Written By; David Hewitt, RVP of Sales – East

What are the basics for a Recovery Audit provider?

At minimum your Recovery Audit firm should be checking all the following boxes.

  • Working offsite/Remote access
  • Online claims delivery
  • Data files (AP, Vendor Master, PO, Receipt)
  • Data security
  • Healthcare experience
  • No initial investment to get started

What are the attributes of a Best-in-Class Recovery Audit firm?

It is not enough to settle for a firm that simply checks the boxes.  The following list outlines the attributes you should look for in a best-in-class Recovery Audit provider to ensure the best results and the highest levels of partnership.

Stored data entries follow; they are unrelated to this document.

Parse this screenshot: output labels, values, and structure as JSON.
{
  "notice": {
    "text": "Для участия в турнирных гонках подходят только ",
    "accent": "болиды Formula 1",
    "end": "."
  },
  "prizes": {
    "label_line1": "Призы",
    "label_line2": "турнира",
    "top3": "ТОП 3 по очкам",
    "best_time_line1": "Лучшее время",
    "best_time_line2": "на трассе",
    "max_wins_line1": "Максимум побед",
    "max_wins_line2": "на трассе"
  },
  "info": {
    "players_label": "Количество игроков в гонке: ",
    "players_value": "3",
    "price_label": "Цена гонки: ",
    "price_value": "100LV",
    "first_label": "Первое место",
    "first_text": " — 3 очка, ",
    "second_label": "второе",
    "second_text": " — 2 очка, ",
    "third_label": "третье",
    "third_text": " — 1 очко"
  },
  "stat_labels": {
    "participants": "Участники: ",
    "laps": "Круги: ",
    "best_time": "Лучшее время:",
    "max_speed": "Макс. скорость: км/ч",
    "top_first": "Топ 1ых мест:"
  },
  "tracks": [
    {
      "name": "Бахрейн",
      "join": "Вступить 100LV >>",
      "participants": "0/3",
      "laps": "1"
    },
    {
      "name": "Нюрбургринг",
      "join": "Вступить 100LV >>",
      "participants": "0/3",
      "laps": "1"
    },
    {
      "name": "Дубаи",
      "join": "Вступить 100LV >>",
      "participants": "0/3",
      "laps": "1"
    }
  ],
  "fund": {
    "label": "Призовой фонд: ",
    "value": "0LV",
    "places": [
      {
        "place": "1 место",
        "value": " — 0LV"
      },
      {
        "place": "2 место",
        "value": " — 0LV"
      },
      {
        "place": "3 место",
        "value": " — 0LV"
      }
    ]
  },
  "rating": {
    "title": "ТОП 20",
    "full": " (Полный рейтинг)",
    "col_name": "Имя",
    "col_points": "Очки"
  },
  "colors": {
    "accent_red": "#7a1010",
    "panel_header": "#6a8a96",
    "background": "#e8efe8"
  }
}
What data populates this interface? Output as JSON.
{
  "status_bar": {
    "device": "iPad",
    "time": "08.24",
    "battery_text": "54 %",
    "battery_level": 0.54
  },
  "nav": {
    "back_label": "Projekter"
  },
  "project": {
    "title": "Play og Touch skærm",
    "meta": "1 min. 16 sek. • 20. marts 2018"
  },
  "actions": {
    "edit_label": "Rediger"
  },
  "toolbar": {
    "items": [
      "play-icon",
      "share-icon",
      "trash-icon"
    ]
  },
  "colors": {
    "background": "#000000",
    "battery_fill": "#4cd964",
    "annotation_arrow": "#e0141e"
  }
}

  • Strong data security — ¬Provider should demonstrate strong security measures including encrypted data, SSAE16 Secured Data Centers, HIPAA Trained
  • Industry expertise and benchmarking — Healthcare is a unique industry, and your Recovery Audit provider should demonstrate deep expertise.
    A few of the insights they should provide are as follows:

    • What are your healthcare peers doing to address issues like yours?
    • How do you compare to other healthcare systems?
    • Best practices to patch gaps leading to financial leakage
    • Proven industry methods for driving cost-saving efficiencies
  • Insights and visibility — Provider should offer meaningful root-cause analysis and recommendations.
    Some of the key insights should include:

    • A listing of which suppliers (and staff) are not complying with processes
    • A clear understanding of why and where dollars are falling out of the process
    • Strong recommendations for how to positively impact the problem
    • A focus on corrections and not collections
  • Cost-savings opportunities — As a result of the audit, you should gain a clear outline of where to save dollars in your annual spend that are not simply related to recovery.
  • An up-to-date scope.  Your best audit results will come from a scope that hovers around 90-days and provides real-time feed back.
  • RNI, INR Reconciliation — Your audit should support the RNI (receipt not invoiced) and INR (invoiced not received) reconciliation.  This is critical for healthcare.
  • Additional services — Ensure your provider has other solutions beyond Recovery Audit otherwise they will not be incentivized to help you fix your problems.
  • A healthy vendor database — Provider should have an up-to-date database of suppliers to help clean your vendor file and to aid in outreach to suppliers.
  • A strong partner ecosystem — Provider should be connected to other industry providers to help gain a wider view into how to fix your network’s larger issues.
  • A client portal — Claims should be delivered through an online portal with claim upload capabilities, drill down capabilities, in-depth reporting, communication, ease of use and 100% claim administration.
  • A full-time staff — Your auditors should be a team of full-time employees that are paid a salary or hourly wage to ensure they are consistently auditing all ranks of your vendor file and AP transactions history without competing incentives or prejudice.